Chaque
5 mai, le monde célèbre la Journée internationale de la sage-femme, rendant
hommage à ces professionnelles de santé souvent discrètes, mais essentielles :
les sages-femmes, véritables gardiennes de la vie. Selon Fonds des Nations
Unies pour la population (UNFPA), il faudra former et déployer un million de
sages-femmes supplémentaires d’ici 2035 pour sauver plus de 4 millions de vies
chaque année. Un chiffre qui souligne l’ampleur du défi mondial en matière de
santé maternelle et néonatale.
Un
rôle vital dans les systèmes de santé
Les
sages-femmes jouent un rôle central dans la prévention des décès évitables liés
à la grossesse et à l’accouchement. Leur présence augmente considérablement les
chances pour une femme de vivre un accouchement sans complications et pour son
bébé de survivre. Dans de nombreuses régions fragiles, notamment en Afrique,
elles sont parfois les seules à fournir des soins de santé essentiels. Or,
c’est précisément sur ce continent que se concentre près de la moitié du
déficit mondial en sages-femmes, alors même que les taux de mortalité
maternelle y restent parmi les plus élevés.
Investir
pour transformer des vies
Former,
recruter et fidéliser davantage de sages-femmes permettrait non seulement de
sauver des vies, mais aussi de renforcer durablement les systèmes de santé.
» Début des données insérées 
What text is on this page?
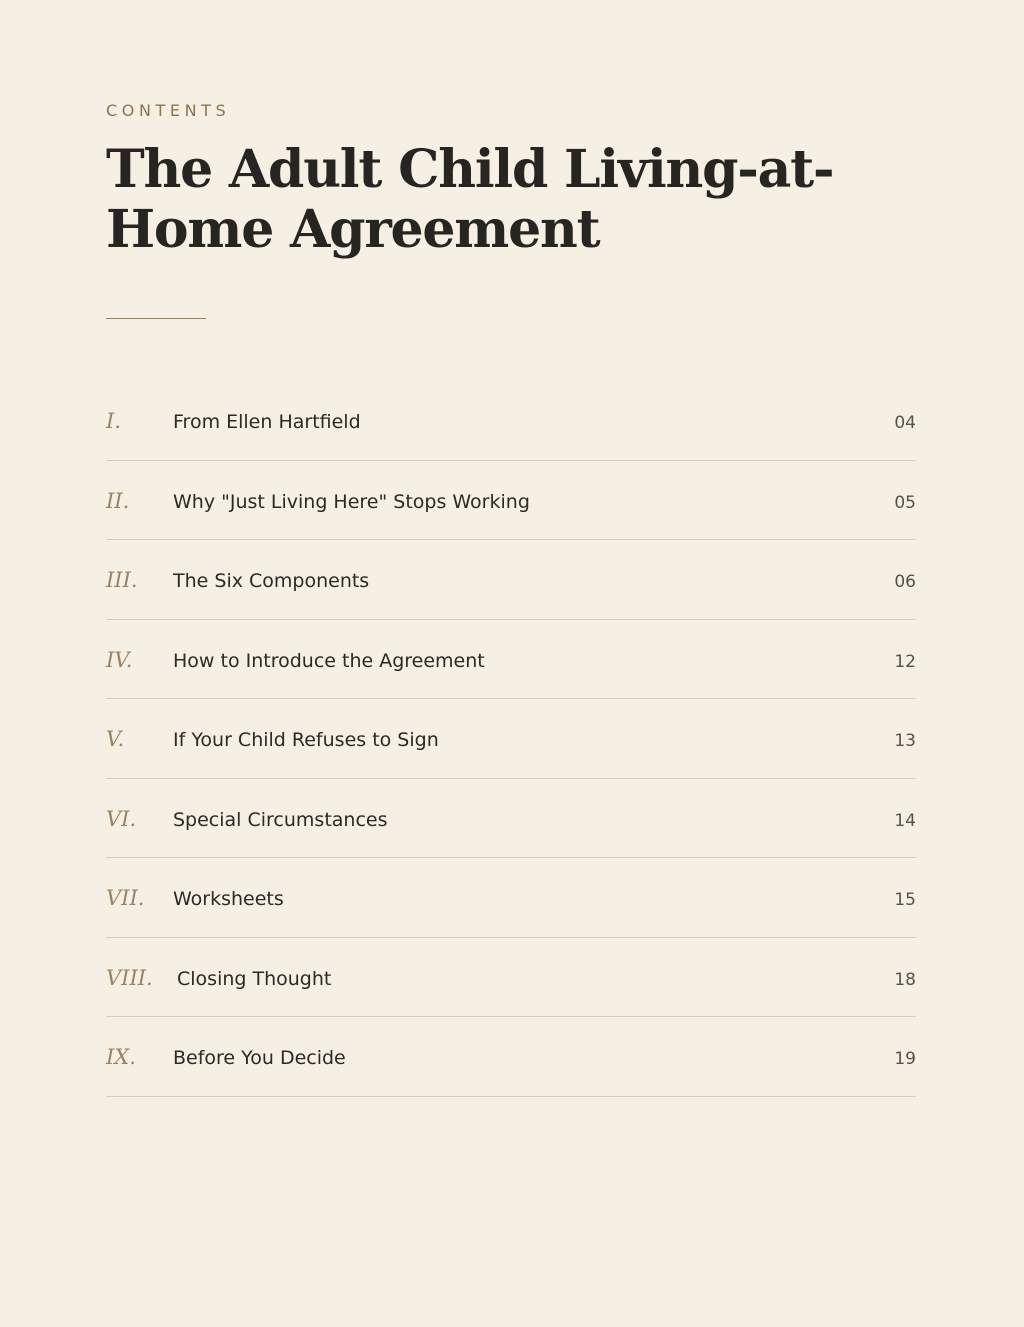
CONTENTS
The Adult Child Living-at-Home Agreement
I.	From Ellen Hartfield	04
II. Why "Just Living Here" Stops Working	05
III. The Six Components	06
IV. How to Introduce the Agreement	12
V.	If Your Child Refuses to Sign	13
VI. Special Circumstances	14
VII. Worksheets	15
VIII. Closing Thought	18
IX. Before You Decide	19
Ces
professionnelles assurent une large gamme de services : planification
familiale, suivi de grossesse, accouchements assistés, soins postnataux,
dépistages, conseils nutritionnels, entre également. L’investissement est
également économiquement judicieux : chaque dollar investi dans les soins
obstétricaux peut générer jusqu’à 16 dollars de retombées socio-économiques.
Vers
des systèmes de santé plus équitables
À
travers des initiatives comme la coalition Midwifery Accelerator, l’UNFPA
accompagne plusieurs pays dans l’élaboration de stratégies adaptées à leurs
réalités locales. L’objectif est clair : promouvoir des modèles de soins
respectueux des droits des femmes et accessibles à toutes. Mais pour atteindre
ce cap, il est crucial d’améliorer les conditions de travail des sages-femmes,
notamment par une rémunération équitable, des perspectives de carrière et un
accès aux technologies modernes de santé.
À
l’occasion de cette journée, Diene Keita appelle à un engagement urgent en
faveur des sages-femmes : investir dans leur formation, renforcer leur
leadership et garantir leur protection. Car soutenir les sages-femmes, c’est
investir dans la vie, la dignité des femmes et l’avenir des communautés.